Case 3
A female neonate from the fourth pregnancy complicated by the presence
of placenta previa and anemia was delivered via cesarean at 23.5 weeks
of gestation because of placental abruption. The neonate, with a birth
weight of 820 g, was in severe condition, with the signs of extreme
prematurity and progressive respiratory failure. Surfactant (Curosurf,
two doses: 200 mg/kg and 100 mg/kg, respectively) was administered on
the first day of age, and mechanical ventilation with gradually
increased parameters was implemented, along with combined empirical
antibiotic therapy with ampicillin and gentamycin. Because of severe
hyperglycemia, the neonate received insulin on days 1 to 6.
Echocardiography performed at approximately 20 hours of age showed
tricuspid regurgitation with velocity up to 3 m/s, mitral regurgitation,
reduced myocardial contractility, and a wide DA with right-to-left
shunting. The changes found on chest ultrasonography corresponded to the
grade 2 RDS. At approximately 21 hours of age, the patient was
administered 20% magnesium sulfate (200 mg/kg). Given the lack of
improvement, intravenous Milrinone (50 µg/kg for 1 hour, followed by 0.5
µg/kg/min for 2 hours in a continuous infusion, and 0.25 µg/kg/min for
another 32 hours) has been implemented starting at approximately 23
hours of age. Furthermore, pressor amines, dobutamine and dopamine, were
administered to control hypotension (MBP 20 mmHg) and to improve
myocardial contractility. The treatment contributed to the improvement
of cardiorespiratory parameters (normalization of oxygen saturation,
reduction of oxygen demand, decrease in respiratory effort). The
echocardiographic examination demonstrated improvement of myocardial
contractility, a decrease in tricuspid regurgitation velocity down to
2.25 m/s, a mild mitral regurgitation and bilateral flow in the DA.
Despite these improvements, the patient’s condition remained critical.
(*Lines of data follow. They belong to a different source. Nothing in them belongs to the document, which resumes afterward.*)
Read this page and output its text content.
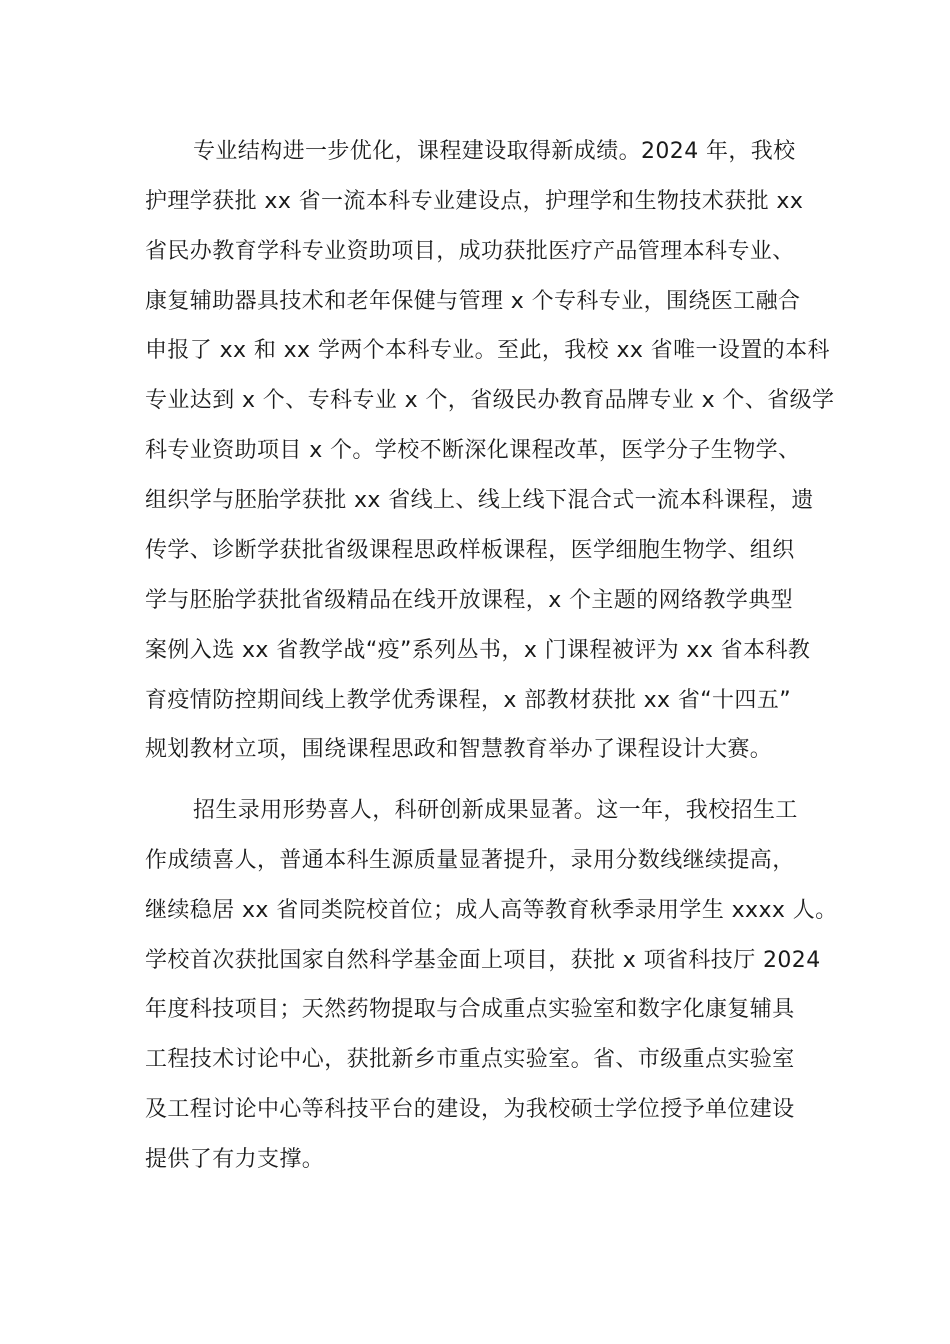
专业结构进一步优化，课程建设取得新成绩。2024 年，我校
护理学获批 xx 省一流本科专业建设点，护理学和生物技术获批 xx
省民办教育学科专业资助项目，成功获批医疗产品管理本科专业、
康复辅助器具技术和老年保健与管理 x 个专科专业，围绕医工融合
申报了 xx 和 xx 学两个本科专业。至此，我校 xx 省唯一设置的本科
专业达到 x 个、专科专业 x 个，省级民办教育品牌专业 x 个、省级学
科专业资助项目 x 个。学校不断深化课程改革，医学分子生物学、
组织学与胚胎学获批 xx 省线上、线上线下混合式一流本科课程，遗
传学、诊断学获批省级课程思政样板课程，医学细胞生物学、组织
学与胚胎学获批省级精品在线开放课程，x 个主题的网络教学典型
案例入选 xx 省教学战“疫”系列丛书，x 门课程被评为 xx 省本科教
育疫情防控期间线上教学优秀课程，x 部教材获批 xx 省“十四五”
规划教材立项，围绕课程思政和智慧教育举办了课程设计大赛。
招生录用形势喜人，科研创新成果显著。这一年，我校招生工
作成绩喜人，普通本科生源质量显著提升，录用分数线继续提高，
继续稳居 xx 省同类院校首位；成人高等教育秋季录用学生 xxxx 人。
学校首次获批国家自然科学基金面上项目，获批 x 项省科技厅 2024
年度科技项目；天然药物提取与合成重点实验室和数字化康复辅具
工程技术讨论中心，获批新乡市重点实验室。省、市级重点实验室
及工程讨论中心等科技平台的建设，为我校硕士学位授予单位建设
提供了有力支撑。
Echoencephalography carried out on subsequent days showed bilateral
hemorrhage, grade 4 (periventricular hemorrhagic infarction, PVHI)
according to the modified Papile grading system. Echocardiography
revealed hemodynamically relevant left-to-right flow in the DA, which
persisted despite an attempt of pharmacological ligation with
intravenous paracetamol and furosemide on days 3-5. As the signs of
coagulation disorders emerged on days 2 and 3, the patient received
vitamin K and fresh frozen plasma. On day 5, the neonate received an
additional transfusion of irradiated leukocyte-depleted erythrocyte
concentrate because of progressive hypoxemia. Despite intensive therapy,
the general condition of the patient continued to deteriorate and was
eventually classified as terminal. The neonate died at six days of age
due to multiorgan failure associated with extreme prematurity.